Awesome

[CIKM 2022] Towards Automated Over-Sampling for Imbalanced Classification

This is the implementation for the paper Towards Automated Over-Sampling for Imbalanced Classification. We propose AutoSMOTE, an automated over-sampling algorithm for imbalanced classification. It jointly optimize different levels of decisions with deep hierarchical reinforcement learning. Please refer the paper for more details.

:loudspeaker: Do you want to learn more about oversampling or data augmentation? Please check out our data-centric AI survey and data-centric AI resources!

Cite this Work

If you find this project helpful, please cite

@inproceedings{zha2022automated,
      title={Towards Automated Imbalanced Learning with Deep Hierarchical Reinforcement Learning}, 
      author={Daochen Zha and Kwei-Herng Lai and Qiaoyu Tan and Sirui Ding and Na Zou and Xia Hu},
      booktitle={CIKM},
      year={2022},
}

Installation

Make sure that you have Python 3.6+ installed. Install with

pip3 install -r requirements.txt
pip3 install -e .

Datasets

You don't need to mannually download datasets.
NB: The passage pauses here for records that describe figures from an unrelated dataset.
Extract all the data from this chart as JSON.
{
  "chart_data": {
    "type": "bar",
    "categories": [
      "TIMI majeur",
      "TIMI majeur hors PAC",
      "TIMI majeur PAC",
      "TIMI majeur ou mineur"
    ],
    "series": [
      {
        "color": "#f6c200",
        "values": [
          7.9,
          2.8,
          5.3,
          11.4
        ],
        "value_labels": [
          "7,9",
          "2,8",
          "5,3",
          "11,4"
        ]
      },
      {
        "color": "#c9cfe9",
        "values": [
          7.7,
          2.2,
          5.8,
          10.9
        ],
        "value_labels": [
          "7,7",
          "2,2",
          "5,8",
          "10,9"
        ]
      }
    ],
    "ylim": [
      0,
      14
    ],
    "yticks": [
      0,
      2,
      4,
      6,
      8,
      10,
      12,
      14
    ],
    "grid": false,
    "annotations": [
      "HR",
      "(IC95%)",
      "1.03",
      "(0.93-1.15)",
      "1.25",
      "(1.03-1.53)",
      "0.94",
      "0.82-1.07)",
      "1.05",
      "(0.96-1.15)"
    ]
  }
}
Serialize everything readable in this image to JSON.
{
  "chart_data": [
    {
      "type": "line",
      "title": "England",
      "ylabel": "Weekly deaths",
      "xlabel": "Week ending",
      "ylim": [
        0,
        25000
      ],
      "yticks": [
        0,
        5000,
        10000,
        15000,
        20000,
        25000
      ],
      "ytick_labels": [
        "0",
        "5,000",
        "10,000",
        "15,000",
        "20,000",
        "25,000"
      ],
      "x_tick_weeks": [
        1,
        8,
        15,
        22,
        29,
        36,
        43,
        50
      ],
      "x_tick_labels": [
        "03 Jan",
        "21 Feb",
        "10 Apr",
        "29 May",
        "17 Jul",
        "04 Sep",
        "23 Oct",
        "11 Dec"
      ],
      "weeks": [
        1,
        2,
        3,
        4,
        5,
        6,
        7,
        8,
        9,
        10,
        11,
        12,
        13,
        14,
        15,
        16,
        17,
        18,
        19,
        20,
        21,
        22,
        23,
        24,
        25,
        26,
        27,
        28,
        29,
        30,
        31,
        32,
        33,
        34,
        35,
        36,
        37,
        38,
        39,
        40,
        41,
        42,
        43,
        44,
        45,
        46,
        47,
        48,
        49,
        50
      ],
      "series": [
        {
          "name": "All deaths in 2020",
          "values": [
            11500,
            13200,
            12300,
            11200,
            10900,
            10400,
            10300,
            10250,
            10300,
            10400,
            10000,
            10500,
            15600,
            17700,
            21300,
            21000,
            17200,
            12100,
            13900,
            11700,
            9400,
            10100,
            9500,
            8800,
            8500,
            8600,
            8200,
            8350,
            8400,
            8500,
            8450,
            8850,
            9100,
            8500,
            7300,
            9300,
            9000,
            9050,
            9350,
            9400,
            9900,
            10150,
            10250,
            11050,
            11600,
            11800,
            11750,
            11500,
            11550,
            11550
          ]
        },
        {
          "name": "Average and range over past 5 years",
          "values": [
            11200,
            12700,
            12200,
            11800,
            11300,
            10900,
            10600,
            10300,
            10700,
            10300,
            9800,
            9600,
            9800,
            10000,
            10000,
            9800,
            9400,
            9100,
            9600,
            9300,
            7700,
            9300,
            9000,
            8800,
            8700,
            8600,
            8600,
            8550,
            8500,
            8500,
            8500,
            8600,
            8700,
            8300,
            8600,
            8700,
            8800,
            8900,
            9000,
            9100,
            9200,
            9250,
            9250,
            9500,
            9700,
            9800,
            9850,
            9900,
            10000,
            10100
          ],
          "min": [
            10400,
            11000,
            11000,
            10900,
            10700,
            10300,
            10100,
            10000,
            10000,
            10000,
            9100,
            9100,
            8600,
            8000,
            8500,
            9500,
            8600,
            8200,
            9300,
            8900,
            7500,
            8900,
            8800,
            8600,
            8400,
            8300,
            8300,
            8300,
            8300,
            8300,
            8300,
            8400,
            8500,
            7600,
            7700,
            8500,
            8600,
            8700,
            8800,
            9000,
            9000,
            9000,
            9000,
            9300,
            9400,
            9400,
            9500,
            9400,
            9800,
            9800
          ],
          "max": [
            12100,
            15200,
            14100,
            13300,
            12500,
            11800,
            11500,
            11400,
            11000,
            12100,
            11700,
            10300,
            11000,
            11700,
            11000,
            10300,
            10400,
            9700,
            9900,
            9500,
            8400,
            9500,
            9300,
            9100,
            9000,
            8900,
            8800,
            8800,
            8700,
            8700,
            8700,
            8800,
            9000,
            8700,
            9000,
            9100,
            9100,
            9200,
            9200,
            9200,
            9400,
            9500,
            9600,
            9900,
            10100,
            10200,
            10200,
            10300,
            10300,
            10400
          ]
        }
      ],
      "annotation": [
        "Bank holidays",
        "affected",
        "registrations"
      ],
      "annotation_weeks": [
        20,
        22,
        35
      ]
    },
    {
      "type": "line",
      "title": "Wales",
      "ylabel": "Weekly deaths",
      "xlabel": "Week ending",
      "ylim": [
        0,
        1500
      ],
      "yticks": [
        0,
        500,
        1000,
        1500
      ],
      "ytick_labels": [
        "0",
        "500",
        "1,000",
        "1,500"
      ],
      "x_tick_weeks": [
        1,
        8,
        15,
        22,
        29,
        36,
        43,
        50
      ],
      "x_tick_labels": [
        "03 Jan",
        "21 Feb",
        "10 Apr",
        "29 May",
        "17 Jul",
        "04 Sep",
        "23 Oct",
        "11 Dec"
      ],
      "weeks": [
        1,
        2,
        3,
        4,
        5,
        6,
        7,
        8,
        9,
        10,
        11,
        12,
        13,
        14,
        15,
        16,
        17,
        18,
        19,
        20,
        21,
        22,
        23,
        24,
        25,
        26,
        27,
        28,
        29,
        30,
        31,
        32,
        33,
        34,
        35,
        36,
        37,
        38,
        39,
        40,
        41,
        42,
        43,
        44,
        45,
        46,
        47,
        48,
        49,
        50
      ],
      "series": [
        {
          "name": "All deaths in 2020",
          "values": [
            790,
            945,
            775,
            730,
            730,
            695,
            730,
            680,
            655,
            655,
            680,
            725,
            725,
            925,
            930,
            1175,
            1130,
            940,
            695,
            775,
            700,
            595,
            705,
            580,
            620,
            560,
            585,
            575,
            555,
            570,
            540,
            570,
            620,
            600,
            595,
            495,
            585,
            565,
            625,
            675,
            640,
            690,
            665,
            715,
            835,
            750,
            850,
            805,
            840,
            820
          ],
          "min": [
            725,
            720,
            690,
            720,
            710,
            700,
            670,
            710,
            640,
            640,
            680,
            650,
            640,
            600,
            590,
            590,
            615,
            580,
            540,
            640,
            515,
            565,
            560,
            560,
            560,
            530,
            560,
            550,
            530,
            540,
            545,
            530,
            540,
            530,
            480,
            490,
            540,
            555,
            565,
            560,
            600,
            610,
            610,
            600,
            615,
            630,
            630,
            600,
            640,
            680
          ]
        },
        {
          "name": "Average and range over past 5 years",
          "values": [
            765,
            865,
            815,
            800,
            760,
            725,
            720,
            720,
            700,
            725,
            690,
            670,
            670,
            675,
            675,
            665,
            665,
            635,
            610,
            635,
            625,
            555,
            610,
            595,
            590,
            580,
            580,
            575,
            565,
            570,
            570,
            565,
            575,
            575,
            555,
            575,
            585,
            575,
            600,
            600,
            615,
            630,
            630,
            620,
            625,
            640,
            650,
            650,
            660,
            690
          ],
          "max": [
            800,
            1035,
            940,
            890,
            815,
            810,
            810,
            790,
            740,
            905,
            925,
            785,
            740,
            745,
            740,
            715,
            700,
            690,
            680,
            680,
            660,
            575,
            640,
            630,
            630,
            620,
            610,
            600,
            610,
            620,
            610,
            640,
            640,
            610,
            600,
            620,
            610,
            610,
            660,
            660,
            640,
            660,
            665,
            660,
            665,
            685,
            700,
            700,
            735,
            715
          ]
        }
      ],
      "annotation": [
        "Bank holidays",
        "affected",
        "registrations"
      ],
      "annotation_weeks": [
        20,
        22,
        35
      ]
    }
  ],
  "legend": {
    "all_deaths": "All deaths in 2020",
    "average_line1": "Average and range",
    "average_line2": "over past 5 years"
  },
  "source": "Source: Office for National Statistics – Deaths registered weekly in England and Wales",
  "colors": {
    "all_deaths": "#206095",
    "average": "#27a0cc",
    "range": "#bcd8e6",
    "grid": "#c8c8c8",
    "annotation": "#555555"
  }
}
Just pass the dataset name, and it will be automatically downloaded.

Quick Start

Train on the Mozilla4 dataset with undersampling ratio of 100 and SVM as the base classifier:

python3 train.py

Important Arguments

You can run AutoSMOTE under different configurations. Some important arguments are listed below.

--dataset: which dataset to use
--clf: which base classifeir to use
--metric: which metric to use
--device: by default it trains with GPU. Train with CPU by passing cpu
--total_steps: search budget